The Pentagon is currently working to establish new cyber-security initiatives to protect the Internet and in particular, US interests online. These initiatives come in the wake of a successful infiltration of the US military network that took place back in 2008.
That attack had its epicenter at a US military base in the Middle East where an infected flash drive was inserted into a US military laptop. Like a deadly SMERSH assassin in a James Bond movie, the malicious software on that flash drive uploaded itself and found its way into the network run by US Central Command.
Just was we must strike the difficult balance between protecting our national security and our civil liberties in the real world, we must also do so in the cyber-world. With more than one hundred foreign governments currently trying to find a way into our government and military networks we must indeed, as they used to say back in the Bush/Cheney era, "practice vigilance." However at the same time, as Americans, we aren't comfortable with the thought of our intelligence agencies acting like some kind of Internet "big brother."

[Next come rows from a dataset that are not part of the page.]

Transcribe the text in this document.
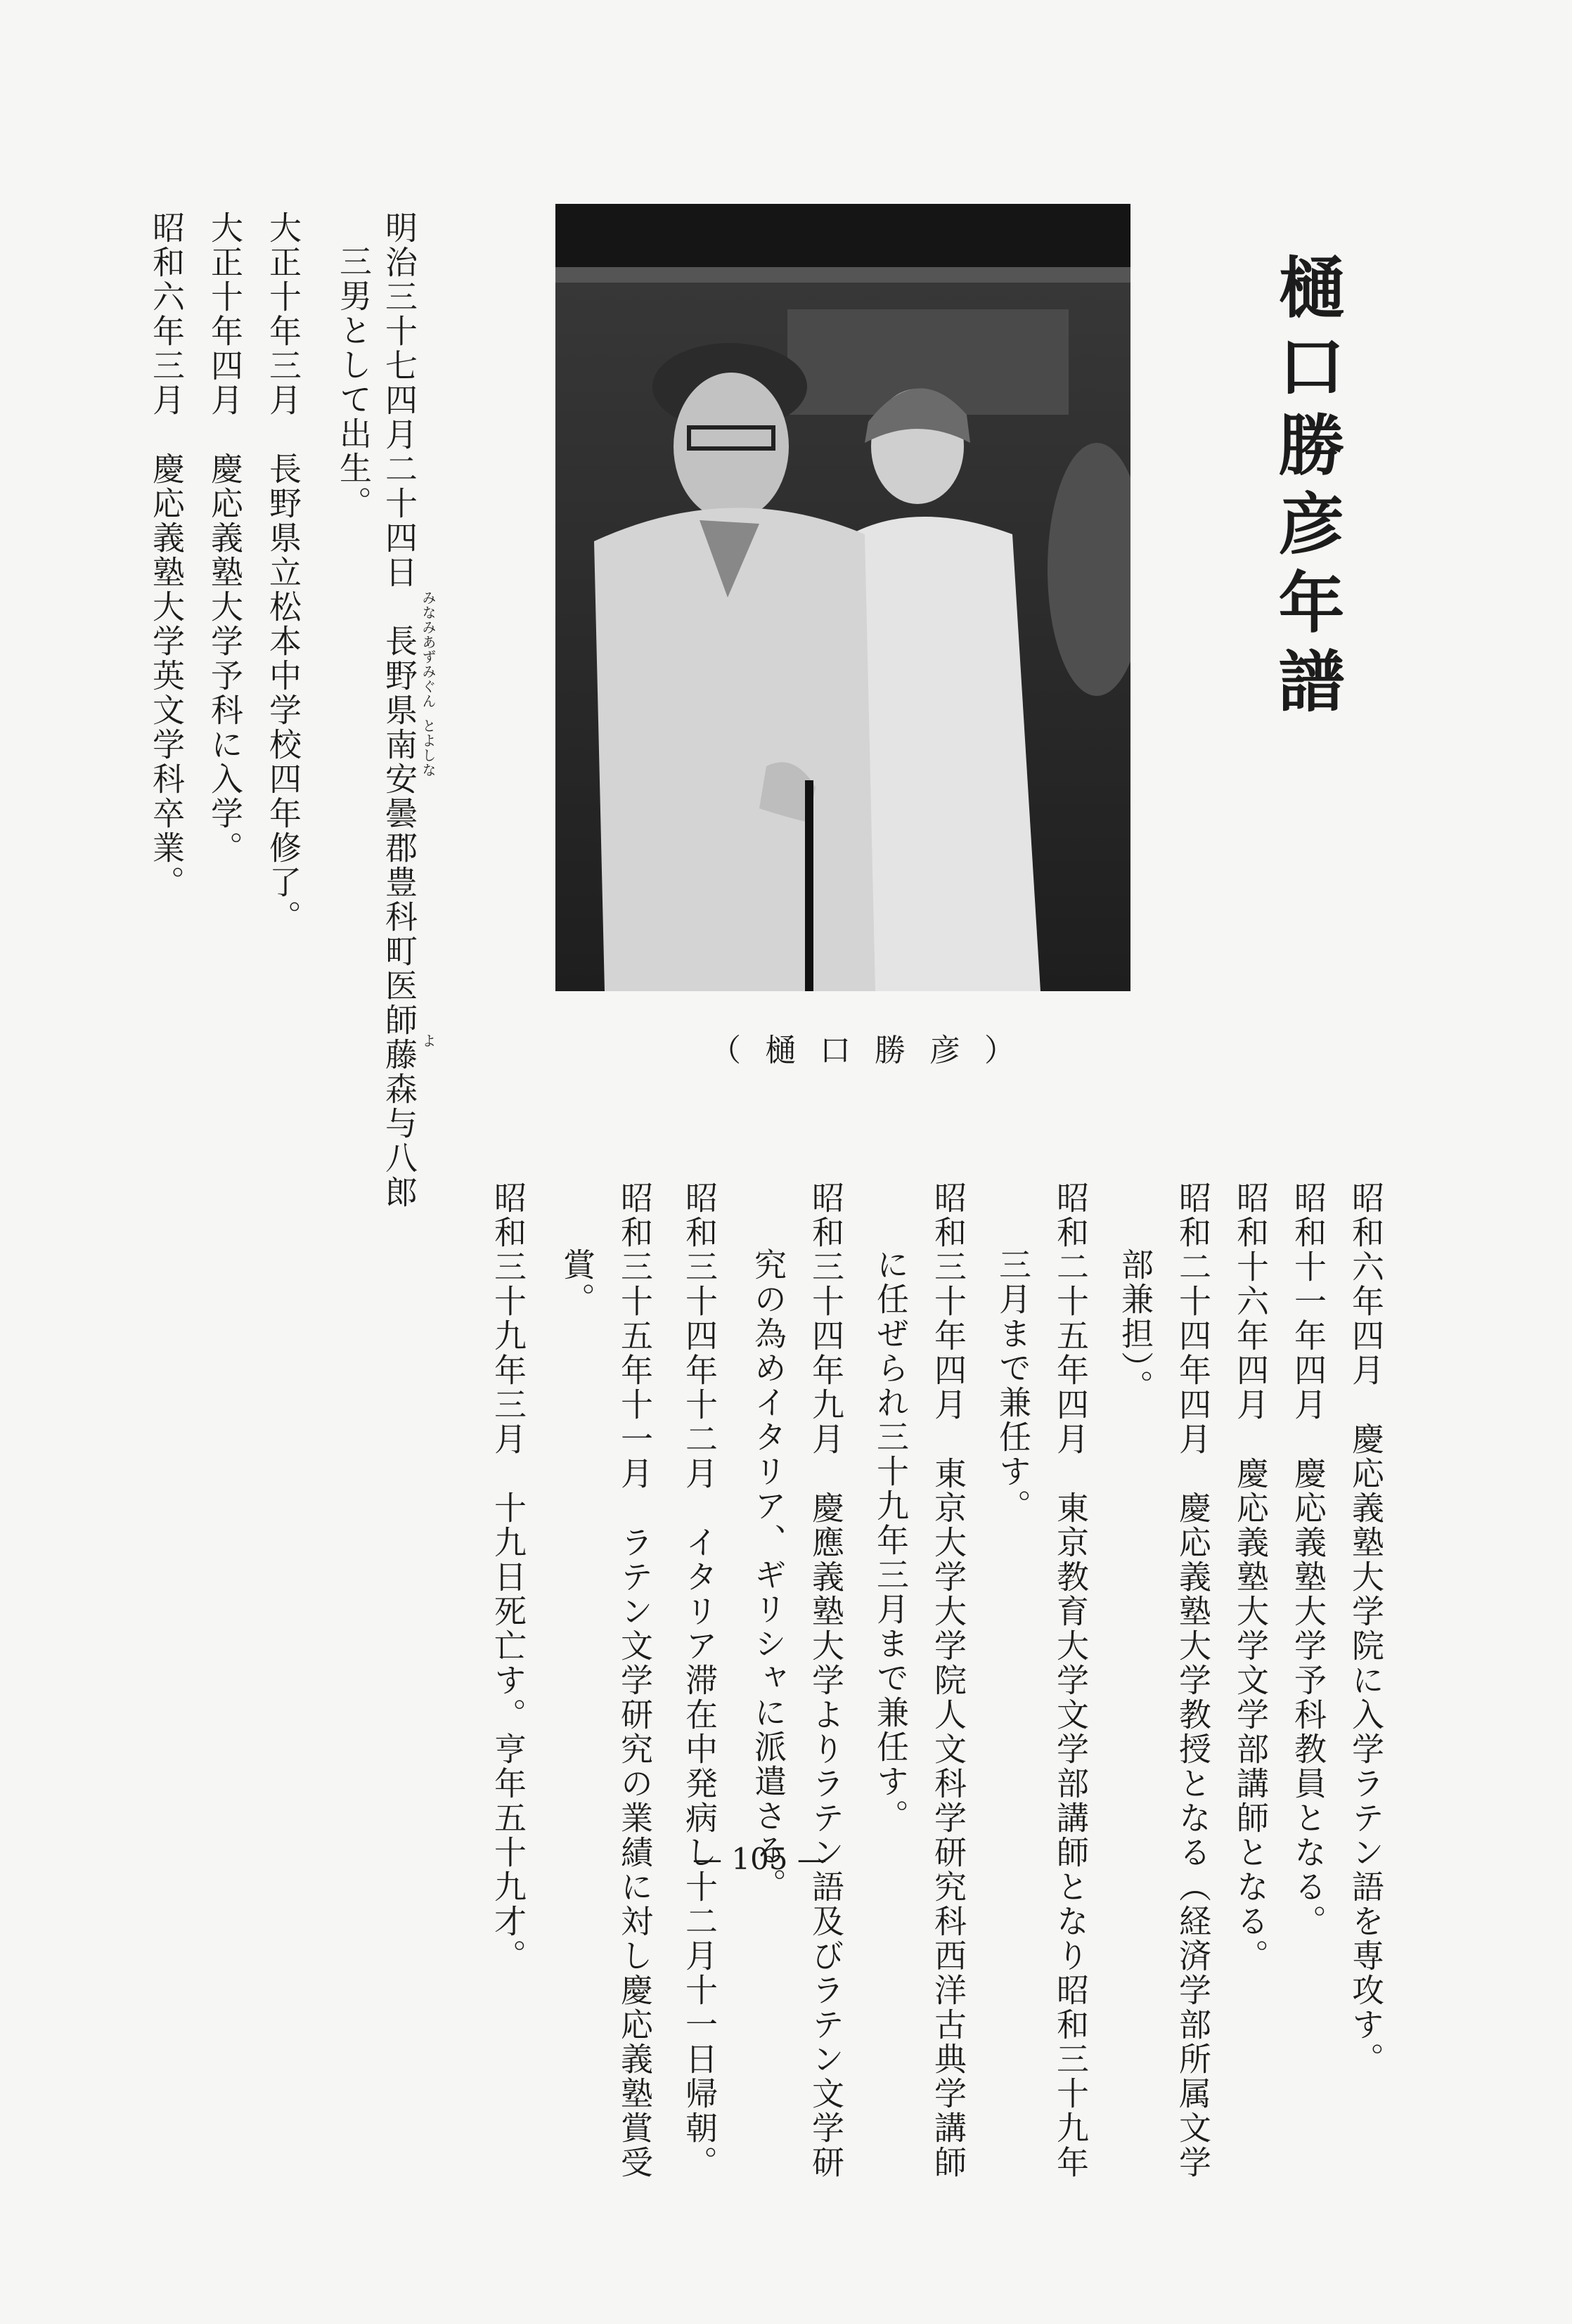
樋口勝彦年譜
（樋口勝彦）
明治三十七四月二十四日　長野県南安曇郡豊科町医師藤森与八郎
三男として出生。
大正十年三月　長野県立松本中学校四年修了。
大正十年四月　慶応義塾大学予科に入学。
昭和六年三月　慶応義塾大学英文学科卒業。	みなみあずみぐん
とよしな
よ
昭和六年四月　慶応義塾大学院に入学ラテン語を専攻す。
昭和十一年四月　慶応義塾大学予科教員となる。
昭和十六年四月　慶応義塾大学文学部講師となる。
昭和二十四年四月　慶応義塾大学教授となる（経済学部所属文学
部兼担）。
昭和二十五年四月　東京教育大学文学部講師となり昭和三十九年
三月まで兼任す。
昭和三十年四月　東京大学大学院人文科学研究科西洋古典学講師
に任ぜられ三十九年三月まで兼任す。
昭和三十四年九月　慶應義塾大学よりラテン語及びラテン文学研
究の為めイタリア、ギリシャに派遣さる。
昭和三十四年十二月　イタリア滞在中発病し十二月十一日帰朝。
昭和三十五年十一月　ラテン文学研究の業績に対し慶応義塾賞受
賞。
昭和三十九年三月　十九日死亡す。亨年五十九才。	— 105 —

Cyber-attacks are incapable of creating the kind of casualties a nuclear, chemical or biological attack could. But a cyber-9/11 could effectively turn our society over on its back like a turtle for any length of time.
PC World has described the Pentagon's new cyber-security initiatives as being, "part digital NATO, part digital civil defense and part Big Brother." In computers, as in the real world, how big a part "Big Brother" will ultimately play in our future security is an evolving question. Maybe it would be a good idea to regard the vigilance we practice as going both ways.